The big question is how we snap out of this – you and me and everybody else we know? How do we re-educate ourselves, and how do we talk to our daughters and granddaughters about sorting out the cultural wheat from the chaff? How do we talk to our sons about accepting a woman as beautiful if she is not made up, siliconed, and wearing high heels and a Wonder Bra?
When I am in my right mind, I think that the most beautiful women and girls tend to be athletes. They are not always tiny, but they glow with health, they are fit, they are comfortable in their bodies and they are strong. They aren’t “working out” to be beautiful; they are beautiful because they are healthy. I see this as a clue and part of the solution, this notion that owning your strength and moving your body for the sheer joy of it is much better than dragging oneself to the gym as piunishment foreating a piece of cheesecake. We don’t have to train for the Olympics, but we have to walk, or dance or move our Chi around most days. We can introduce our daughters to movement and see what they like, focus on their fierce intrinsic power and let them make it a good habit instead of a necessary evil, part of the harnessing and breaking of natural impulses that makes it bad to enjoy food and makes the pleasure of exercise into a penance.

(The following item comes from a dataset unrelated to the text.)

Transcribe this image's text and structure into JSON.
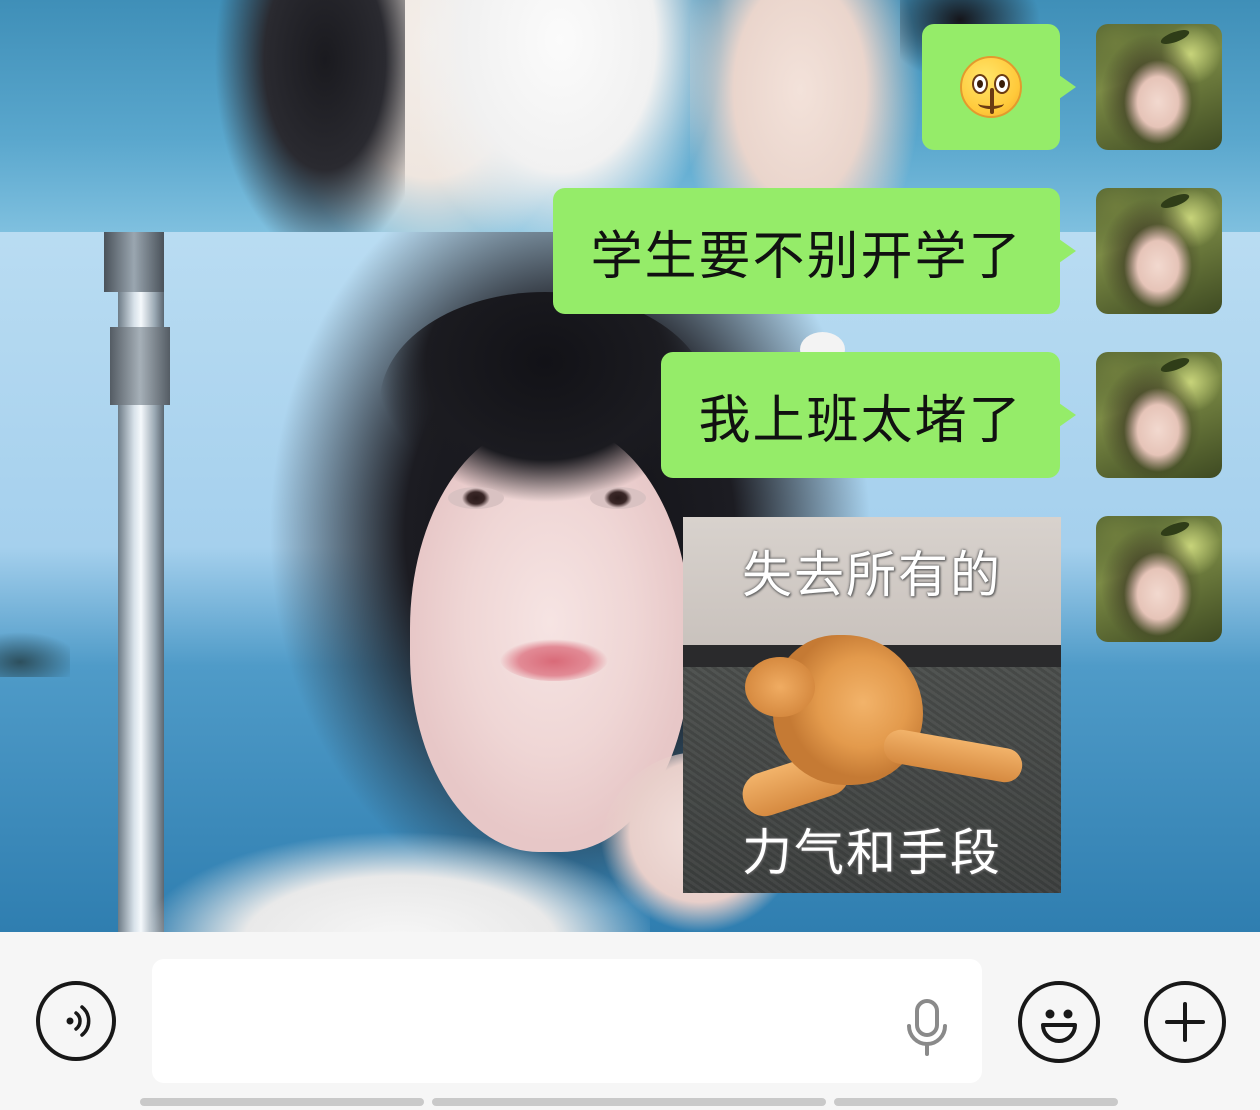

I think we must not teach girls to separate mind and body. I know that I have spent most of my life believing that my inadequate, imperfect, and embarrassing body is a separate entity with which I was cursed, and which must have its food rationed, be walked on the treadmill, have its hair colored, its face painted and its clothing carefully selected to fool the greater world into seeing fewer brown spots. It seems really silly if you spell it out that way, but I’m pretty sure I’m not the only woman who has shortchanged herself and missed out on wonderful things because they were not, in some way, good enough. Not perfect.

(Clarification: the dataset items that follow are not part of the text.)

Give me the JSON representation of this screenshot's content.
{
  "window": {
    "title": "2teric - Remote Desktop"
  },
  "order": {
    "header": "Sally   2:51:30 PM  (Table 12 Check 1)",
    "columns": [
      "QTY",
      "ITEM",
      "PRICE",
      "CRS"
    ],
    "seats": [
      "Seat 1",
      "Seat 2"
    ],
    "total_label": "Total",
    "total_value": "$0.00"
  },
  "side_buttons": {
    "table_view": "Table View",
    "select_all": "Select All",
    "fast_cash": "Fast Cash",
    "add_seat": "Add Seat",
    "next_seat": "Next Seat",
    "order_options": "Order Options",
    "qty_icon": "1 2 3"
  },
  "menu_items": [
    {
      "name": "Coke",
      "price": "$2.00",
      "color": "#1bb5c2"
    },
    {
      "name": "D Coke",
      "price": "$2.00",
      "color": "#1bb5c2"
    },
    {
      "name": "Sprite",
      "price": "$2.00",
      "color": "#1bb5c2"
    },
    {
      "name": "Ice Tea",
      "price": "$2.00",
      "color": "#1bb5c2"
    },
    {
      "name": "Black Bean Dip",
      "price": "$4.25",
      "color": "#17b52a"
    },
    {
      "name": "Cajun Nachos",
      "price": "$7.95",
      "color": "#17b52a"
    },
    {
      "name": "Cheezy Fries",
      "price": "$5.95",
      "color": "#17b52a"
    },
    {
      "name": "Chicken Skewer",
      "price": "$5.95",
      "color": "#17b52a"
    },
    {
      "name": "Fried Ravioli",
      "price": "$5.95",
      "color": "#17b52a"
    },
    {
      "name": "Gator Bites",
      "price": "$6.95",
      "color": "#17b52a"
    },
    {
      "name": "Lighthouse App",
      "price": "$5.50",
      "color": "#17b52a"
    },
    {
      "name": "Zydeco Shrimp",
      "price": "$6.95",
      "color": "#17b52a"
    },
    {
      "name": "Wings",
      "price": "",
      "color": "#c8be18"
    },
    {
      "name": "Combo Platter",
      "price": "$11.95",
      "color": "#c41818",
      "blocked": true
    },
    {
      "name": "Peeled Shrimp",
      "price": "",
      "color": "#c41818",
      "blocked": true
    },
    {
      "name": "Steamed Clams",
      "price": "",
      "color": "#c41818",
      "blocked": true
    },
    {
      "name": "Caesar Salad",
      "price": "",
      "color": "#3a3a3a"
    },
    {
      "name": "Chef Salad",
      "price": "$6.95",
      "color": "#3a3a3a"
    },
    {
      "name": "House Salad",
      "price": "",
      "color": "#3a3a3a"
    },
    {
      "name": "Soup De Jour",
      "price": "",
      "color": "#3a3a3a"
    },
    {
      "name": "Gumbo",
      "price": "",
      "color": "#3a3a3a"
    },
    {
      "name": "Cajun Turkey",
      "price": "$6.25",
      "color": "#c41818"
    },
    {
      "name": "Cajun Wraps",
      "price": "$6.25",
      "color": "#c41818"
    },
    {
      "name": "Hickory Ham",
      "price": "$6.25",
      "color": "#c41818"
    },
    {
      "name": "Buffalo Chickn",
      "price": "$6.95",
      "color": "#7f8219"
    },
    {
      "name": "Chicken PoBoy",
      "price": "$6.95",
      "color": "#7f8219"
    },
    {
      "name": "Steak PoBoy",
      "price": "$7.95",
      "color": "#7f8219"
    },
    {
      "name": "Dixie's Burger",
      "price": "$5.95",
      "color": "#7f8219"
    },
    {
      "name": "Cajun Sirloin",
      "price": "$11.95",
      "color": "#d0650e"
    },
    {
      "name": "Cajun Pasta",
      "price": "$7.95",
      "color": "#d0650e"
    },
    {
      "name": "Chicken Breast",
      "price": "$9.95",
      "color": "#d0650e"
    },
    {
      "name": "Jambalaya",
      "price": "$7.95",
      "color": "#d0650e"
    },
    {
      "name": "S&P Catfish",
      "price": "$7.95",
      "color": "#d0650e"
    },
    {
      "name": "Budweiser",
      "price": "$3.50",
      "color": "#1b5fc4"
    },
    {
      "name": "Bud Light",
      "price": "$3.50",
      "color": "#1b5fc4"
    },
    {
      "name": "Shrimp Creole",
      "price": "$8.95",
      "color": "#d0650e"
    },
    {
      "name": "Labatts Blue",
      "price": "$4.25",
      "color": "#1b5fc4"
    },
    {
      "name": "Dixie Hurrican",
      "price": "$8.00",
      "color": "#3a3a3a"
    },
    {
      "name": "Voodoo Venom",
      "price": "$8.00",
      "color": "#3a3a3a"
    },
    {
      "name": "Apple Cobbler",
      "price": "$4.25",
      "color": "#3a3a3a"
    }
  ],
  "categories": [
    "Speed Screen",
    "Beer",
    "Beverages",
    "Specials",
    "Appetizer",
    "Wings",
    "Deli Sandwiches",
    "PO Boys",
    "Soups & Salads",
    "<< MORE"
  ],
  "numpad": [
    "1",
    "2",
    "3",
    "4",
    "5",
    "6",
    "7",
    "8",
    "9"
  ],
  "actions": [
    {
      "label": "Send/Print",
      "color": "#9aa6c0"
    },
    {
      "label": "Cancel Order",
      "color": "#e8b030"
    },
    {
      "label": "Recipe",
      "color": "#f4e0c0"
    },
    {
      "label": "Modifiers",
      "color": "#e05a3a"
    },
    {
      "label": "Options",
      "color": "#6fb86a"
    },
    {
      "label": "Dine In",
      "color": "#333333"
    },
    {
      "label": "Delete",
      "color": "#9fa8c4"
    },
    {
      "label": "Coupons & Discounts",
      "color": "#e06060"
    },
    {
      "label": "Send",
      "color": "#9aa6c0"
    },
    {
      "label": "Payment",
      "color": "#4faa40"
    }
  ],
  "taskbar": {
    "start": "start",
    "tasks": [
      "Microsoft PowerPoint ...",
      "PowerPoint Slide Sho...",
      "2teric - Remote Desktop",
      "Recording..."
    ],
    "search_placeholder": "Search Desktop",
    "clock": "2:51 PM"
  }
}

I hope I can teach this to myself, although I’m a pretty old “girl.” I hope I can stop living in that cold, nasty part of my head that scans perpetually for societally acceptable beauty, constantly ranking, judging, and finding a repulsive kind of satisfaction in a spot of cellulite on the smooth thigh of a twenty-year-old in short shorts. I hope I can find the courage to turn off the noise outside and stop spending time and money doing things to make me look “acceptable.” I want to move because there is great music playing or because it’s a beautiful day and I want to walk. I want to eat healthy food because I prefer it, and revel in the pleasure of a piece of pie because it’sawesome. I want to remind myself of my natural hair color (mostly white), my natural hair texture (fine and curly), and be able to leave the house without any makeup. Then I can choose, if I like, to decorate myself because it’s a pleasure to decorate myself. Not because I have to.
I want to go on a crusade and stop this thing from happening to a single, beautiful girl child in this world.
I want to savor the brown spots, which are often the sweetest and juiciest of all.